June 28, 2021

Image: A film still showing the Bennett Dam construction site (SPRA 0198.02.05, Fonds 198: Ward-Marcy family fonds)

Movie Monday highlights videos from the Archives’ film collection. Every week, an archival film will be featured on our YouTube channel and here on our blog. The Movie Monday project is made possible with the generous funding support of Swan City Rotary Club of Grande Prairie.

It’s time for another Movie Monday family vacation! This week we are visiting the Bennett Dam, located near Hudson’s Hope, British Columbia. Our featured film was taken by the Marcy family in the early 1960s, when the hydroelectric dam was in the beginning stages of construction.

The W.A.C. Bennett Dam, named after British Columbia’s then-premier, is one of the largest earthfill structures in the world; the reservoir is so immense that it can be seen from space. The building of the dam itself began in 1964, though the site already had been under construction for some years. Cat machines dozed together moraine for sorting, and conveyors transported the graded material to the dam site – both of these procedures can be seen in the film!

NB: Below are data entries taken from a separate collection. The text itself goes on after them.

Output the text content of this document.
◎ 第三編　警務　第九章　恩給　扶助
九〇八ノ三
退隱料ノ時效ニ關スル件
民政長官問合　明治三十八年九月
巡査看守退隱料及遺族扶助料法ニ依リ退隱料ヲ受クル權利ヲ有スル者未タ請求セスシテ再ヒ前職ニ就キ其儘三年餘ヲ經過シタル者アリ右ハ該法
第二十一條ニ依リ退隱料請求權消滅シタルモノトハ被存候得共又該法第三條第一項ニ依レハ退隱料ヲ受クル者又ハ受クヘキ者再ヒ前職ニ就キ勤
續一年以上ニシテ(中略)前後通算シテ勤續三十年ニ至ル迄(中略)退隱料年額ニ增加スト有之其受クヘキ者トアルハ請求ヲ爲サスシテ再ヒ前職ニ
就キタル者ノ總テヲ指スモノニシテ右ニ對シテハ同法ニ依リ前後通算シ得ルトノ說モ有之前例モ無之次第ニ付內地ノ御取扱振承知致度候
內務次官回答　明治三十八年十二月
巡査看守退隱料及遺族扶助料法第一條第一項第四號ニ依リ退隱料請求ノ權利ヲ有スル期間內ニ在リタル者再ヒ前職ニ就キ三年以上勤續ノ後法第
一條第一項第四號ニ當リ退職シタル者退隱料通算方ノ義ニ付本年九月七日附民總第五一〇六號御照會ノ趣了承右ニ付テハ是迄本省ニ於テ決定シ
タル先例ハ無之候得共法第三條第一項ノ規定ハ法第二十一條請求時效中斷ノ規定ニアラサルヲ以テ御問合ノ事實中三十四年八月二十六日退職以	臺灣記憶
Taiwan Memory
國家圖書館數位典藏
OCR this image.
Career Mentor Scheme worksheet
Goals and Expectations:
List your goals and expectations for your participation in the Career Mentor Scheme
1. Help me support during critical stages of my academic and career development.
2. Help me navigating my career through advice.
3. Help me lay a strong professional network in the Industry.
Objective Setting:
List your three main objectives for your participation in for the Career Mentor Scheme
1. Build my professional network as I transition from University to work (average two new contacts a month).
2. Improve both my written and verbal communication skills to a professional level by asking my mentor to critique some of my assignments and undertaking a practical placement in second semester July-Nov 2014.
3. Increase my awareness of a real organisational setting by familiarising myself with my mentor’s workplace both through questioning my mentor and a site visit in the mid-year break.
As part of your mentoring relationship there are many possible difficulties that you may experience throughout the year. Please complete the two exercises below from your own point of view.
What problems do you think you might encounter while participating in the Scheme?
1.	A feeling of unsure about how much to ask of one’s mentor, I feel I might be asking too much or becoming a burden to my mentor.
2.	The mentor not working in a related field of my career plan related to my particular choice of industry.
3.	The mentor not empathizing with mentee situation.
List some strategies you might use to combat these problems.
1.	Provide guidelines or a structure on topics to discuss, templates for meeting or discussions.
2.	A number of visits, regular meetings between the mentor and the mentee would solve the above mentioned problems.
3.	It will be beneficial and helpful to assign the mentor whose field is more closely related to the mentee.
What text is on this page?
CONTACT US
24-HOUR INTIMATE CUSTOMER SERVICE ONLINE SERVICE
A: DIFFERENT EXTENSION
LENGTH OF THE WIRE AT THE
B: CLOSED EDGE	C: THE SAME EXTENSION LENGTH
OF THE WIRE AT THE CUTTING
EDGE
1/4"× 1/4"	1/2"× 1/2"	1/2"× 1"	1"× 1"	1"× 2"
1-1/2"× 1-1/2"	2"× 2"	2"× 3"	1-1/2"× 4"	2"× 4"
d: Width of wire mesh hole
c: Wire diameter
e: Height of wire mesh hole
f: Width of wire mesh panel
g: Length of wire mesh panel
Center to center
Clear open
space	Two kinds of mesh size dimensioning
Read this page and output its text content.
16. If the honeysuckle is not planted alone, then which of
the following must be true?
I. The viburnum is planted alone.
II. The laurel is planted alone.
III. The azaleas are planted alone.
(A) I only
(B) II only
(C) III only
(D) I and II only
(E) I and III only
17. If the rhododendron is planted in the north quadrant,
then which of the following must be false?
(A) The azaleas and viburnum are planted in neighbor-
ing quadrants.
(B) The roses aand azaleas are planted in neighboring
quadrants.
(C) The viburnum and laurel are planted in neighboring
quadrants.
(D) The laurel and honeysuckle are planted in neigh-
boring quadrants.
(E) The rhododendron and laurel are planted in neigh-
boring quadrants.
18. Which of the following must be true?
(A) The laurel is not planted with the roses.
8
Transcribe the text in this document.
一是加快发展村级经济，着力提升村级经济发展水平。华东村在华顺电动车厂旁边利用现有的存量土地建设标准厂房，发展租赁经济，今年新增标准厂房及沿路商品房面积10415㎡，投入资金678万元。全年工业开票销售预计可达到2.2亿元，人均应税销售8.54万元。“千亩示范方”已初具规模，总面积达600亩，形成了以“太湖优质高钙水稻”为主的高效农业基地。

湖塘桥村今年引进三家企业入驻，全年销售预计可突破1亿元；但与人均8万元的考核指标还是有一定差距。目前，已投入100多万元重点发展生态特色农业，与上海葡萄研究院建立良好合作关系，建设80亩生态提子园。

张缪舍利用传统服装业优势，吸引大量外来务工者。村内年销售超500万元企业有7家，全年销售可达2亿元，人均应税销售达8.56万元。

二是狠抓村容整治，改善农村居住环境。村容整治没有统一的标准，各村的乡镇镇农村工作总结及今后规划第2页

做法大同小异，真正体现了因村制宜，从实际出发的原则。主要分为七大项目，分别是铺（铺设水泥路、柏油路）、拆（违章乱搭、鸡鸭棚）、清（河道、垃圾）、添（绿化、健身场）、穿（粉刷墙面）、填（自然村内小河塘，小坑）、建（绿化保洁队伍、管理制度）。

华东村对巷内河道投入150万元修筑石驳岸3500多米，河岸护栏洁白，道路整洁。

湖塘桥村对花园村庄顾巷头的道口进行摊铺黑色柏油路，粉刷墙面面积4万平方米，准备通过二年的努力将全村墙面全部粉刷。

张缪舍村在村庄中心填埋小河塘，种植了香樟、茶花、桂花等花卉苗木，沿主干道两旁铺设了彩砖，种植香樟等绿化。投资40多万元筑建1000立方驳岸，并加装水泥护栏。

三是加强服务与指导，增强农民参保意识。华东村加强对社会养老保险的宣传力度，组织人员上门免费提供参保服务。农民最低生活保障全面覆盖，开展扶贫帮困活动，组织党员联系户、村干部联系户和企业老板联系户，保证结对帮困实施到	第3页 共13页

During the course of the dam’s construction, more than 100 million tons of gravel, sand, and rock were carried by dump trucks to the dam, and when construction was at its peak, more than 4,800 people were employed for the project. The construction of the dam was a long and complex process, but on September 28, 1968, power was generated from the project for the very first time. The dam celebrated its 50th anniversary of operation in 2018.